Что грустишь, мой Шауей,
То краснея, то бледнея?
Может быть, злодея встретил?
Что случилось, Шауей?
Но тебе ль беда страшна? —
Ты огнем играл без страха,
Ты вспоен на Ошхомахо
Влагой тающего льда!
Мой питомец, что с тобою?
Не таись, мой Шауей!
Успокою, может статься,
Помогу в беде твоей!
– Премудрая наставница моя, Сатаней-гуаша! До сих пор я не знал поражения и не обесславил нартской земли, – ответил Шауей и рассказал о том, как при ехал к нему неизвестный гость, как отправились они в страну иныжей и всех до одного обезглавили.
– Мы возвращались вдвоем, – продолжал свой рассказ Шауей, – и у перекрестка семи дорог должны были расстаться. Тут и узнал я, что гостем моим и соратником была девушка, переодетая мужчиной, несравненная красавица. Когда она сняла стальной шлем, черные косы упали до земли, но лишь протянул я к ней руки, стало совсем темно и красавица исчезла. Если суждено мне жениться, иной невесты я не хочу. Об этой неведомой красавице я думаю непрестанно, и нет мне покоя.
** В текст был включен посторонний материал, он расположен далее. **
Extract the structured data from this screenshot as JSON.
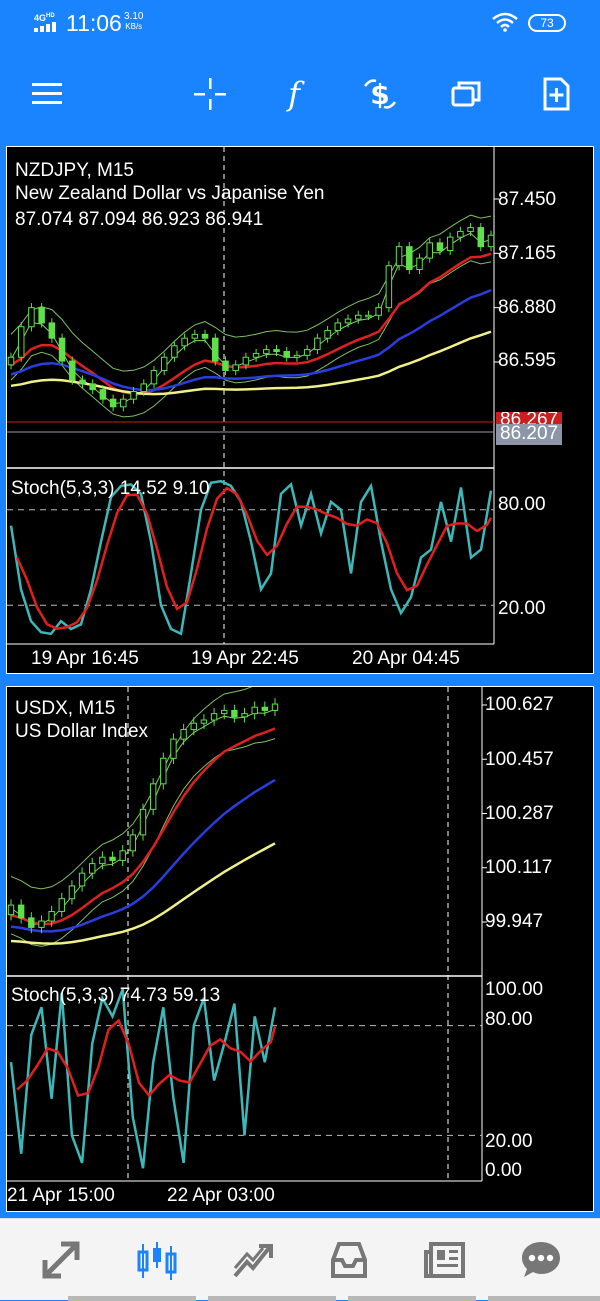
{
  "status": {
    "network": "4G",
    "network_sup": "HD",
    "time": "11:06",
    "speed_value": "3.10",
    "speed_unit": "KB/s",
    "battery": "73"
  },
  "toolbar": {
    "icons": [
      "menu-icon",
      "crosshair-icon",
      "function-icon",
      "currency-exchange-icon",
      "windows-icon",
      "add-document-icon"
    ]
  },
  "chart1": {
    "symbol_line": "NZDJPY, M15",
    "description": "New Zealand Dollar vs Japanise Yen",
    "ohlc": "87.074 87.094 86.923 86.941",
    "price_ticks": [
      "87.450",
      "87.165",
      "86.880",
      "86.595"
    ],
    "bid_tag": "86.267",
    "current_tag": "86.207",
    "indicator_label": "Stoch(5,3,3) 14.52 9.10",
    "indicator_ticks": [
      "80.00",
      "20.00"
    ],
    "time_ticks": [
      "19 Apr 16:45",
      "19 Apr 22:45",
      "20 Apr 04:45"
    ]
  },
  "chart2": {
    "symbol_line": "USDX, M15",
    "description": "US Dollar Index",
    "price_ticks": [
      "100.627",
      "100.457",
      "100.287",
      "100.117",
      "99.947"
    ],
    "indicator_label": "Stoch(5,3,3) 74.73 59.13",
    "indicator_ticks": [
      "100.00",
      "80.00",
      "20.00",
      "0.00"
    ],
    "time_ticks": [
      "21 Apr 15:00",
      "22 Apr 03:00"
    ]
  },
  "chart_data": [
    {
      "type": "candlestick",
      "symbol": "NZDJPY",
      "timeframe": "M15",
      "y_ticks": [
        87.45,
        87.165,
        86.88,
        86.595
      ],
      "bid_price": 86.267,
      "current_price": 86.207,
      "close_series": [
        86.62,
        86.78,
        86.88,
        86.8,
        86.72,
        86.6,
        86.5,
        86.48,
        86.45,
        86.4,
        86.36,
        86.4,
        86.44,
        86.48,
        86.55,
        86.62,
        86.68,
        86.72,
        86.74,
        86.72,
        86.6,
        86.55,
        86.58,
        86.62,
        86.64,
        86.66,
        86.65,
        86.62,
        86.63,
        86.66,
        86.72,
        86.76,
        86.8,
        86.82,
        86.84,
        86.84,
        86.88,
        87.1,
        87.2,
        87.08,
        87.14,
        87.22,
        87.18,
        87.25,
        87.28,
        87.3,
        87.2,
        87.26
      ],
      "indicator": {
        "name": "Stoch(5,3,3)",
        "main": 14.52,
        "signal": 9.1,
        "levels": [
          80,
          20
        ],
        "main_series": [
          70,
          30,
          10,
          3,
          2,
          10,
          5,
          8,
          30,
          60,
          88,
          95,
          96,
          90,
          60,
          20,
          5,
          2,
          40,
          80,
          97,
          98,
          95,
          85,
          60,
          30,
          40,
          90,
          96,
          70,
          90,
          65,
          85,
          80,
          40,
          85,
          95,
          60,
          30,
          15,
          25,
          50,
          55,
          85,
          60,
          94,
          50,
          55,
          92
        ]
      },
      "x_ticks": [
        "19 Apr 16:45",
        "19 Apr 22:45",
        "20 Apr 04:45"
      ]
    },
    {
      "type": "candlestick",
      "symbol": "USDX",
      "timeframe": "M15",
      "y_ticks": [
        100.627,
        100.457,
        100.287,
        100.117,
        99.947
      ],
      "close_series": [
        100.0,
        99.96,
        99.93,
        99.95,
        99.98,
        100.02,
        100.06,
        100.1,
        100.13,
        100.15,
        100.14,
        100.17,
        100.22,
        100.3,
        100.38,
        100.46,
        100.52,
        100.55,
        100.57,
        100.58,
        100.6,
        100.61,
        100.59,
        100.6,
        100.62,
        100.61,
        100.63
      ],
      "indicator": {
        "name": "Stoch(5,3,3)",
        "main": 74.73,
        "signal": 59.13,
        "levels": [
          100,
          80,
          20,
          0
        ],
        "main_series": [
          60,
          10,
          75,
          90,
          40,
          98,
          20,
          5,
          70,
          95,
          85,
          100,
          30,
          2,
          60,
          90,
          40,
          5,
          80,
          95,
          50,
          70,
          92,
          20,
          85,
          60,
          90
        ]
      },
      "x_ticks": [
        "21 Apr 15:00",
        "22 Apr 03:00"
      ]
    }
  ],
  "bottom_nav": {
    "icons": [
      "quotes-icon",
      "chart-icon",
      "trade-icon",
      "history-icon",
      "news-icon",
      "messages-icon"
    ]
  }
}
Сатаней-гуаша, наставница моя, расскажи мне о ней все, что знаешь, научи, как найти ее, укажи дорогу, которая к ней приведет!
– Сын мой, я тайн от тебя не имею, – сказала Сатаней, – но о девушке, которую ты полюбил, я знаю мало и мало могу рассказать. Слышала, что есть на свете несравненная красавица Шхацфица, сестра семи братьев, убитых иныжами. Говорят, лицо ее светлее дня, а волосы темнее ночи. Шхацфица не только прекрасна, она сильна и отважна. Нет на свете лучшей жены для тебя. Но как отыскать ее? Я знаю только, что живет она там, где восходит солнце, посреди моря, и дороги к ней нет. Многие храбрецы пытались добраться до нее, но ни одному это не удалось, ни один не вернулся. На трудном пути к ней каждого подстерегает гибель: между нашими землями и морем Шхацфицы живет огромный орел Ан-Ак. Кружа над побережьем, он зорко следит, чтоб никто не приблизился к морю. Много нартов погибло от лютых когтей орла-великана. Миновать его нельзя, одолеть невозможно. Если ты его не убьешь, он убьет тебя.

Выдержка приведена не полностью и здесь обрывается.